Pharmaceutical Technology Europe
Volume 4, Issue 22

The single factors are high‑risk factors that cannot be easily combined with other factors. The excluded factors are those with low risk, or, in the case of split time, their effect will be accounted by another factor (split ratio).


Figure 5: Reduction of factors reduces resource required by 50%.
The 19 parameters detailed in Table 3 were risk assessed and a study containing only 7 instrumental factors were created; this was achieved by eliminating some parameters, combining other low risk parameters and combining parameters that were thought to have similar effects or affect different responses. The combination of parameters was quite aggressive to obtain a 7‑factor study where the number of experiments required was reduced. The resolution of the design was also kept to the minimum resolution (III) to reduce the resources required to run the experiment. Taking these steps cuts the total number of experiments required by at least 50% (i.e., 16 experiments; 8 for the instrument factors study and 8 for a further sample preparation factors study) instead of 32 (19 parameter resolution III design) or typically 40 (as sample preparation is usually evaluated separately, ignoring centre points). See Figure 5 for a visual representation of how this resource was reduced.

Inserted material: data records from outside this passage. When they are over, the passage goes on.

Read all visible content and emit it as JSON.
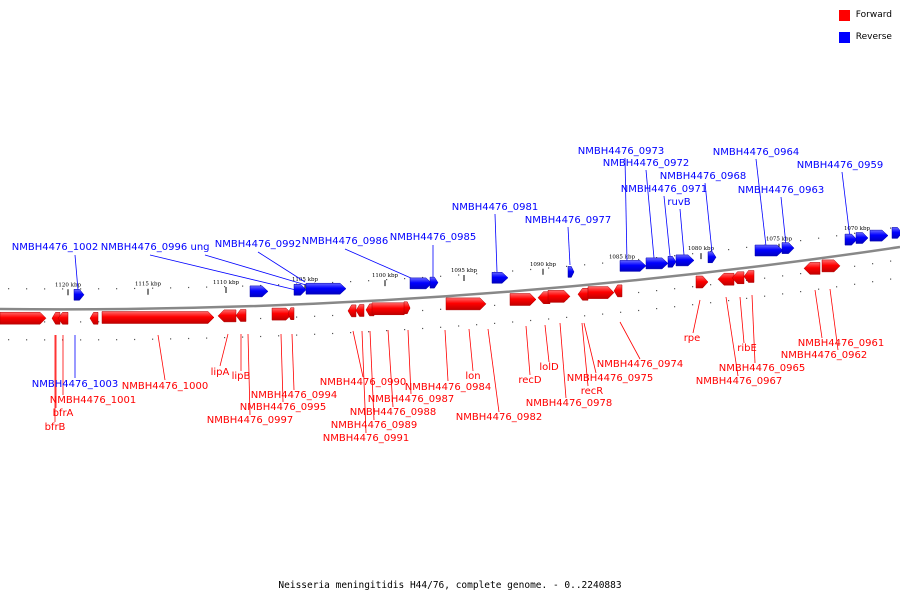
{
  "legend": {
    "forward_label": "Forward",
    "reverse_label": "Reverse",
    "forward_color": "#ff0000",
    "reverse_color": "#0000ff"
  },
  "caption": "Neisseria meningitidis H44/76, complete genome. - 0..2240883",
  "scale_ticks": [
    {
      "pos": 1120,
      "label": "1120 kbp"
    },
    {
      "pos": 1115,
      "label": "1115 kbp"
    },
    {
      "pos": 1110,
      "label": "1110 kbp"
    },
    {
      "pos": 1105,
      "label": "1105 kbp"
    },
    {
      "pos": 1100,
      "label": "1100 kbp"
    },
    {
      "pos": 1095,
      "label": "1095 kbp"
    },
    {
      "pos": 1090,
      "label": "1090 kbp"
    },
    {
      "pos": 1085,
      "label": "1085 kbp"
    },
    {
      "pos": 1080,
      "label": "1080 kbp"
    },
    {
      "pos": 1075,
      "label": "1075 kbp"
    },
    {
      "pos": 1070,
      "label": "1070 kbp"
    }
  ],
  "reverse_genes": [
    "NMBH4476_1002",
    "NMBH4476_0996",
    "ung",
    "NMBH4476_0992",
    "NMBH4476_0986",
    "NMBH4476_0985",
    "NMBH4476_0981",
    "NMBH4476_0977",
    "NMBH4476_0973",
    "NMBH4476_0972",
    "NMBH4476_0971",
    "ruvB",
    "NMBH4476_0968",
    "NMBH4476_0964",
    "NMBH4476_0963",
    "NMBH4476_0959",
    "NMBH4476_1003"
  ],
  "forward_genes": [
    "NMBH4476_1001",
    "bfrA",
    "bfrB",
    "NMBH4476_1000",
    "lipA",
    "lipB",
    "NMBH4476_0994",
    "NMBH4476_0995",
    "NMBH4476_0997",
    "NMBH4476_0990",
    "NMBH4476_0984",
    "NMBH4476_0987",
    "NMBH4476_0988",
    "NMBH4476_0989",
    "NMBH4476_0991",
    "lon",
    "NMBH4476_0982",
    "recD",
    "lolD",
    "NMBH4476_0975",
    "recR",
    "NMBH4476_0978",
    "NMBH4476_0974",
    "rpe",
    "ribE",
    "NMBH4476_0965",
    "NMBH4476_0967",
    "NMBH4476_0961",
    "NMBH4476_0962"
  ]
}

Figure 6: Alias list for 7 factors resolution III design.
In a resolution III study, the two factor interactions are aliased with single factors. Therefore, it is important to allocate the factors carefully to minimise the confusion this can cause during the analysis of the study if the factor is seen to have an effect. It is advisable to review the alias list prior to the finalisation of the design and assess whether the two‑factor interactions aliased with each single factor could have the same effect on any of the responses that are assessed in the study. If the same effect is likely, then factors should be re-allocated to avoid these situations as far as possible, which will make the analysis of the study easier and lower the likelihood of having to perform further experimentation to de-alias factors. The alias list for this study is shown in Figure 6.


Table 4: Allocation of factors.
Given the symmetry of the aliasing pattern, there is little opportunity for smart allocation of factors. However, from the risk assessment, it is known that some parameters have a higher risk than others; also, as a rule, three-factor interactions are less likely than two-factor interactions (which are less likely than single factors). The factors were allocated as in Table 4 to reduce the complexity of the analysis of the study.

A, B and D are low risk groups, making it easy to discard any two‑factor interaction containing any of these factors.

C, F and G are high risk and all the two‑factor interactions they are aliased with contain either A, B or D; therefore, there should not be any ambiguity in determining the cause of an effect.

Had A, B and C been allocated to the low risk parameters, on the other hand, then D, E and F would have been aliased with one two-factor interaction that did not contain any of these low risk parameters, and is therefore more likely (Figure 6). In this later example, the complexity of the analysis of the study would not have been reduced.

Study results

The statistical design used in the case study had additional complications to that outlined because of the need to block runs (i.e., to reduce the number of column and liner changes) and missing results in the data. For these reasons, modelling of the data was complicated and has therefore not been included in this article because the main focus is the design setup. However, a brief summary of the conclusions from the study is given.